B. Furthermore, the Plaintiff asserts that he acquired the instant machinery in good faith and in good faith, and that he did not know the fact that he did not own ownership, and that he did not know that he did not have any negligence.
The lower court determined as follows and rejected the Plaintiff’s assertion as to this part of this case’s assertion. In other words, the Plaintiff was deemed to have acquired the instant machinery in peace and performance from Nonparty 1, but according to evidence, it is recognized that Nonparty 1 purchased the instant machinery from Nonparty 1 to the seller at the time of the delivery of the instant machinery from Nonparty 1, but at the time of Nonparty 1’s purchase, Nonparty 1 had known that the amount of KRW 5.7 million was not paid to the original seller. Thus, the Plaintiff was negligent in believing that the ownership of the instant machinery was owned by Nonparty 1 due to the Plaintiff’s failure to ask the Defendant as to whether the ownership of the instant machinery was reserved by Nonparty 1 in acquiring the instant machinery.
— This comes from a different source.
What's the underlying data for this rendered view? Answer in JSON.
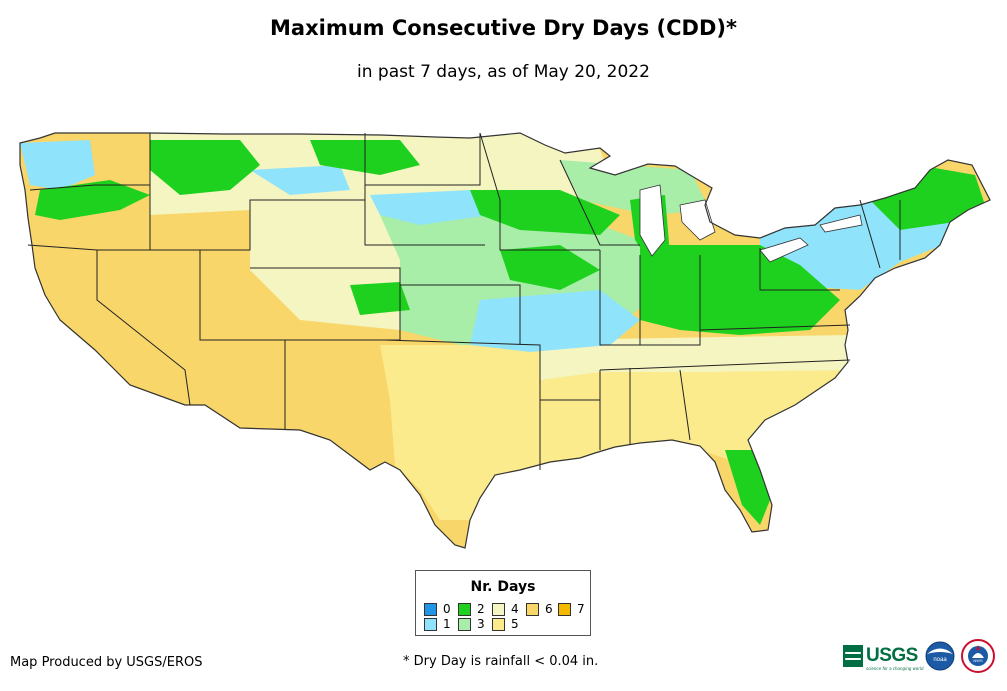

According to the records, in trading a large amount of product manufacturing machinery as in the instant machine, if the payment of price is to be made frequently, the agreement for reservation of ownership is made frequently. The Plaintiff, who has been engaged in the installation and repair of the machine, was engaged in transactions before Nonparty 2’s “○○ Construction” and was in transactions before, and was the Plaintiff’s construction in Nonparty 1’s factory. Moreover, at the time of the Plaintiff’s acquisition of the instant machine, the Plaintiff was aware of the fact that the Plaintiff’s claim of KRW 1.3 million against Nonparty 1 was a commercial bond, such as factory facility and machinery repair cost (in particular, the record No. 33 pages).
Therefore, the Plaintiff, as a merchant engaged in the transaction of goods such as the instant machinery, was aware that Nonparty 1 did not pay 5.7 million won out of the installments at the time of the transfer of the instant machinery, according to the fact-finding by the lower court, and was included in the agreement for reservation of ownership under the instant contract, and was transferred without investigating and investigating whether the ownership of the instant machinery is still not reserved to Nonparty 2, the seller of ownership reservation. Thus, even if there was no intention to do so, the Plaintiff was at least negligent in failing to pay the assignee with due care for the transfer right of the transferor ordinarily required for the transfer right.
In taking over the instant machinery, the lower court’s explanation that the Plaintiff was the Defendant who should ask Nonparty 1 about whether the ownership of the instant machinery was owned by Nonparty 1 is appropriate. However, it is justifiable in rejecting the Plaintiff’s assertion of bona fide acquisition by recognizing the Plaintiff’s negligence in taking over the instant machinery. In so doing, the lower court did not err by misapprehending the legal doctrine on bona fide acquisition, violating the rules of evidence, and failing to exhaust all deliberations, etc., as alleged in the grounds of appeal.
3. Therefore, the appeal is dismissed, and the costs of appeal are assessed against the losing party. It is so decided as per Disposition by the assent of all participating Justices on the bench.